La constitution temporelle de l’œuvre fluctue selon différents facteurs : son contexte de présentation, ses procédés d’énonciation, ou ses constituantes matérielles. Dans certaines occasions, il est permis de manipuler, toucher, d’emporter l’œuvre ou l’un de ses fragments, de sorte qu’elle n’est jamais exactement la même. Ou, sans gestes d’activation ni de l’artiste ni du public, certains matériaux choisis s’altèrent et fluctuent dans la durée, suivant un cycle qui leur est propre : de l’argile qui sèche, de la pierre qui s’érode, des matières organiques qui poussent, pourrissent ou s’incorporent à leur environnement. Car la matière n’est pas indifférente à la durée. À propos de ces procédés ouverts, Marcia Tucker parle d’œuvres ou d’expositions induites par leurs matériaux, pour lesquelles l’activité de création résulte des diktats de la matière plutôt que d’une préconception de l’artiste ou encore de son intention de réaliser un certain ordre. (Von Bismarck, Frank, Meyer-Krahmer et al., 2014 : 306). Certaines de ces œuvres nécessitent une attention soutenue et un engagement dans la durée de la part de l’artiste ou du public pour assurer leur durabilité, voire leur stabilité. D’autres n’auront jamais de finalité propre, et leur réalisation s’étirera sur de nombreuses années.

Le dossier thématique « La création sur le temps long : durée, lenteur, ralentissement » cherche à identifier des démarches artistiques récentes qui s’appuient sur une réflexion sur la longue durée et les œuvres qui adviennent par le ralentissement, la lenteur, les processus ouverts, la succession en cycles ; celles qui visent une dérégularisation du temps, ou encore une décentralisation de l’expérience de la durée. Nous cherchons ainsi à identifier les significations culturelles de la lenteur, du temps et de la durée selon le prisme de la création artistique. Les propositions peuvent cibler les champs connexes de la techno-critique, de l’écologie, de l’animisme, de la santé mentale, du vieillissement ou de la généalogie.
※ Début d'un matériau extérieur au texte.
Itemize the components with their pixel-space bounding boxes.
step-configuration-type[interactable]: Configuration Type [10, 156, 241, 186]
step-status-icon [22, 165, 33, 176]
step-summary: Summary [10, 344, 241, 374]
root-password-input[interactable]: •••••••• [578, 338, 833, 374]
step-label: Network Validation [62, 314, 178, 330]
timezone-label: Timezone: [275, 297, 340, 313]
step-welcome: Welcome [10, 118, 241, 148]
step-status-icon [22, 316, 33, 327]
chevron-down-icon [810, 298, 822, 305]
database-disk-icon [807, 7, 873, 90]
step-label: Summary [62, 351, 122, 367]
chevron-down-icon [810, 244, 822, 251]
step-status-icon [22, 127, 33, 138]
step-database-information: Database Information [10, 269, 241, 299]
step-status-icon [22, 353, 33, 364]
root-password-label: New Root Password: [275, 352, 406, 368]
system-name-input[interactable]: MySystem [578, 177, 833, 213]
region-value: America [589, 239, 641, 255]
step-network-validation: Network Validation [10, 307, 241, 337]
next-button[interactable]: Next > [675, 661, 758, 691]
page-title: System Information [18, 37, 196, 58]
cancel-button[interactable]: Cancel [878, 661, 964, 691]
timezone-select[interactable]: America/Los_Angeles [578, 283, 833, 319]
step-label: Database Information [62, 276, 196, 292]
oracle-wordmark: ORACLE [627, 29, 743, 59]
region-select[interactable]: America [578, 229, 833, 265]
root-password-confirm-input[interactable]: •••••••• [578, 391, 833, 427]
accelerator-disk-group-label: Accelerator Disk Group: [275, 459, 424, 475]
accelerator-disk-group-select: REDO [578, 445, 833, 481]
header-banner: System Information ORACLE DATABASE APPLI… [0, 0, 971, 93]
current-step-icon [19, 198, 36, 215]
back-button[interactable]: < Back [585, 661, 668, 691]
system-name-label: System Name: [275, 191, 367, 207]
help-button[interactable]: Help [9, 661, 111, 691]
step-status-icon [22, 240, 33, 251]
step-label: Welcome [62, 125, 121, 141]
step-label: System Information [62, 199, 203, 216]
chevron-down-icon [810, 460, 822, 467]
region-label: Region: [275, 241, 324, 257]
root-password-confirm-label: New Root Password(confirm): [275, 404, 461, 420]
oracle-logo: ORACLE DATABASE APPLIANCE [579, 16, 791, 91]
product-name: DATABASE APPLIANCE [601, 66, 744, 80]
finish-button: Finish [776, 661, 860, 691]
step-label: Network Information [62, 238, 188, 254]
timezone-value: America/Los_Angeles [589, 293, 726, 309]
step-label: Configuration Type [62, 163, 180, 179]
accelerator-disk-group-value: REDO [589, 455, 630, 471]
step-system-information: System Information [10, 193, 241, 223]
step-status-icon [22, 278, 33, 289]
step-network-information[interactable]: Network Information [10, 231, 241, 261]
Toutes les soumissions pour le dossier doivent comprendre une proposition de texte en lien avec la thématique, incluant le sujet anticipé (250 mots), la liste des artistes et des œuvres qui seront analysés dans le texte, trois extraits de textes antérieurs (publiés ou non) ainsi qu’une courte biographie de l’autrice ou de l’auteur (40 mots), et être envoyées à redaction@viedesarts.com avant le 4 avril 2021. Nous ferons un suivi avec les propositions pressenties et les textes finaux, suivant l’entente préalablement prise avec la rédaction, devront être rendus au courant du mois de juillet 2021 pour une publication dans le numéro 264 – Automne 2021.

Les Profils d’artistes doivent désormais répondre au thème annoncé du dossier thématique.

Veuillez noter que les propositions d’artistes portant sur leur propre travail ne seront pas considérées.